As long as we don't have to keep on coming back here and talking about poverty.... Let's just end it. Do you know what I mean? If we get it into the Charter of Rights that you protect us so that this never happens again.... It's billions of dollars that we're going cost us just on health care alone.
You take work from the working class for two years and you have a mental health issue. That's one of the saddest things. Instead of defining us as unemployed, we became defined as chronically depressed, bipolar, etc. Then there are all the medications, which is another thing that came up when I did this study last year with the drop-in centres: cannabis.
Many of the women who were originally told to take these psychotropic drugs were vomiting and having extreme difficulty with them. Their choice was to turn to cannabis. Now, of course, we have little grannies walking along seedy alleys trying to get their medication. A number of women who have taken that over the last 13 years have multiple kinds of health care problems. You can't take that stuff without hurting another part of your body.
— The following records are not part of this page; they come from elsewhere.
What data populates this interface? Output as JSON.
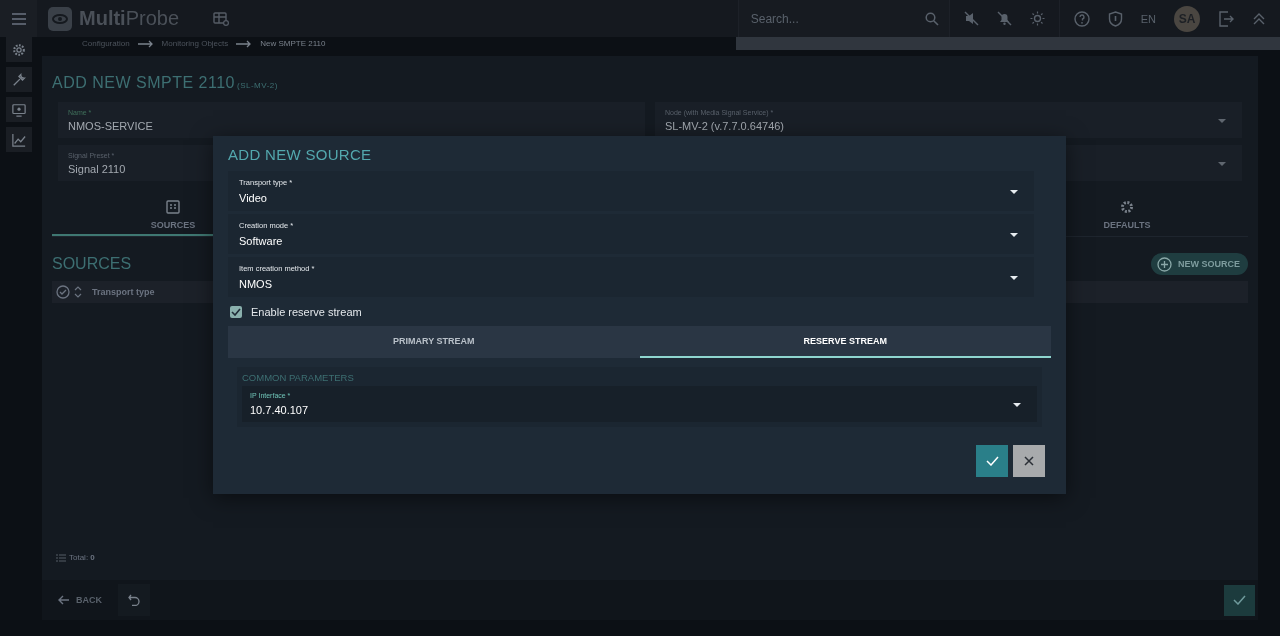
{
  "app": {
    "name_bold": "Multi",
    "name_light": "Probe"
  },
  "search": {
    "placeholder": "Search..."
  },
  "language": "EN",
  "avatar": "SA",
  "breadcrumbs": [
    "Configuration",
    "Monitoring Objects",
    "New SMPTE 2110"
  ],
  "page": {
    "title": "ADD NEW SMPTE 2110",
    "subtitle": "(SL-MV-2)"
  },
  "fields": [
    {
      "label": "Name *",
      "value": "NMOS-SERVICE",
      "kind": "text"
    },
    {
      "label": "Node (with Media Signal Service) *",
      "value": "SL-MV-2 (v.7.7.0.64746)",
      "kind": "select"
    },
    {
      "label": "Signal Preset *",
      "value": "Signal 2110",
      "kind": "select"
    }
  ],
  "tabs": [
    {
      "label": "SOURCES",
      "selected": true
    },
    {
      "label": "DEFAULTS",
      "selected": false
    }
  ],
  "sources": {
    "title": "SOURCES",
    "new_button": "NEW SOURCE",
    "columns": [
      "Transport type"
    ],
    "total_label": "Total:",
    "total": "0"
  },
  "footer": {
    "back": "BACK"
  },
  "modal": {
    "title": "ADD NEW SOURCE",
    "fields": [
      {
        "label": "Transport type *",
        "value": "Video"
      },
      {
        "label": "Creation mode *",
        "value": "Software"
      },
      {
        "label": "Item creation method *",
        "value": "NMOS"
      }
    ],
    "reserve": {
      "label": "Enable reserve stream",
      "checked": true
    },
    "stream_tabs": [
      {
        "label": "PRIMARY STREAM",
        "selected": false
      },
      {
        "label": "RESERVE STREAM",
        "selected": true
      }
    ],
    "section": "COMMON PARAMETERS",
    "ip": {
      "label": "IP Interface *",
      "value": "10.7.40.107"
    }
  }
}
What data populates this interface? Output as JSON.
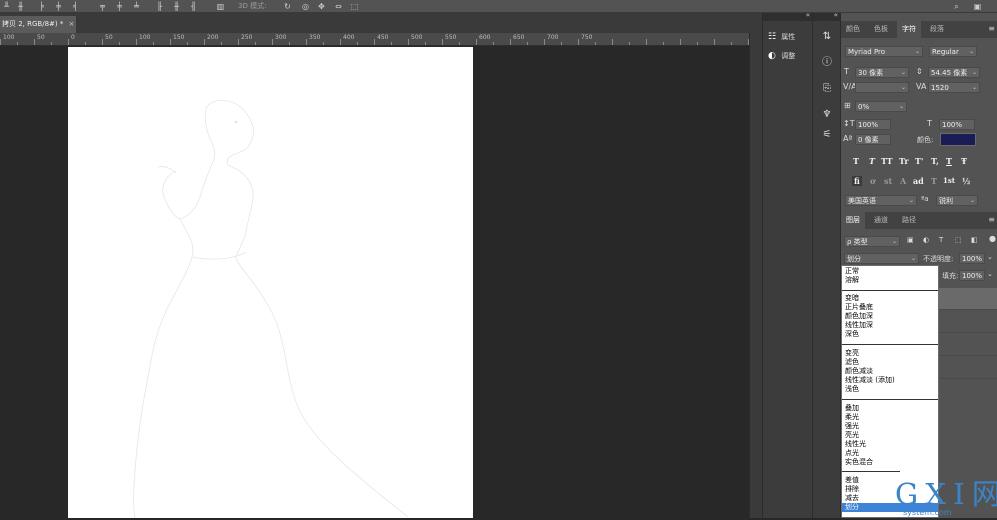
{
  "option_bar": {
    "mode_3d": "3D 模式:"
  },
  "document": {
    "tab_title": "拷贝 2, RGB/8#) *",
    "close": "×"
  },
  "ruler": {
    "labels": [
      "100",
      "50",
      "0",
      "50",
      "100",
      "150",
      "200",
      "250",
      "300",
      "350",
      "400",
      "450",
      "500",
      "550",
      "600",
      "650",
      "700",
      "750"
    ]
  },
  "dock": {
    "properties": "属性",
    "adjustments": "调整"
  },
  "character_panel": {
    "tabs": [
      "颜色",
      "色板",
      "字符",
      "段落"
    ],
    "font_family": "Myriad Pro",
    "font_style": "Regular",
    "font_size": "30 像素",
    "leading": "54.45 像素",
    "kerning": "",
    "tracking": "1520",
    "scale_percent": "0%",
    "vertical_scale": "100%",
    "horizontal_scale": "100%",
    "baseline_shift": "0 像素",
    "color_label": "颜色:",
    "color": "#1b1b55",
    "style_buttons": [
      "T",
      "T",
      "TT",
      "Tr",
      "T'",
      "T,",
      "T",
      "Ŧ"
    ],
    "opentype_buttons": [
      "fi",
      "ơ",
      "st",
      "A",
      "ad",
      "T",
      "1st",
      "½"
    ],
    "language": "美国英语",
    "aa_icon": "ªa",
    "antialias": "锐利"
  },
  "layers_panel": {
    "tabs": [
      "图层",
      "通道",
      "路径"
    ],
    "filter": "ρ 类型",
    "blend_mode": "划分",
    "opacity_label": "不透明度:",
    "opacity": "100%",
    "fill_label": "填充:",
    "fill": "100%"
  },
  "blend_menu": {
    "groups": [
      [
        "正常",
        "溶解"
      ],
      [
        "变暗",
        "正片叠底",
        "颜色加深",
        "线性加深",
        "深色"
      ],
      [
        "变亮",
        "滤色",
        "颜色减淡",
        "线性减淡 (添加)",
        "浅色"
      ],
      [
        "叠加",
        "柔光",
        "强光",
        "亮光",
        "线性光",
        "点光",
        "实色混合"
      ],
      [
        "差值",
        "排除",
        "减去",
        "划分"
      ]
    ],
    "selected": "划分"
  },
  "watermark": {
    "big": "G X I 网",
    "small": "system.com"
  }
}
To either prohibit or at least include.... Post-traumatic stress, I think, is how you can define what we're going through. There are eating disorders, sleeping disorders, and the anxieties. When you get on welfare, you are caught in a system of going to the welfare office and trying to get your cheque and then going to food banks. It becomes a little culture in itself. A cigarette is actually an economy. I lived in those shelters. There's everything in there.
When I was in Kitchener, the poor kids were the hookers. As for Children's Aid, I mean, who's the parent here? These were the hookers in that place. In sitting down and talking with them, I can tell you, if you want access to pedophiles, let's use these young girls. We have a wealth of information that can help Canadian society. I had no idea that this happens.
I had no idea that the lower you go down in your work, the worse your paycheque is and the more you get abused. When I worked for that American company in doing market research, you had to talk a lot and you needed to drink. If you go to the washroom, it's deducted from your cheque. There are no rules for us because nobody really looks at it.
You give us a guaranteed income and then we have something to start off with. We can begin to heal. We can begin to dream again. That's what we all have to do. This is a mess, but we've been in messes before, and we can get out of it.
Home ownership is absolutely necessary. Expand Canada Mortgage and Housing. For your public housing, you can clean it up and give people the opportunity to buy into that. They now have money, so it's not subsidized anymore, and we don't have to be constantly wrapped up in things.
Did you know one of the reasons that houses in public housing are so ugly? I lived in them. If you get in there and plant a garden with flowers everywhere, or if you do anything inside the house, when you leave they tear it all apart. For 30 years we could have had beautiful places, but because of the policies there, they rip it all out and you go into the same ugly thing that somebody else was in. If you actually have a good time and you're able to fix the basement, which is empty, they rip all that out. What sense does that make? It takes away the whole ambience of a community.
It's great to walk through those little communities. You can smell the Jamaican food. You can smell somebody else's food. There is a real chance to really make that work.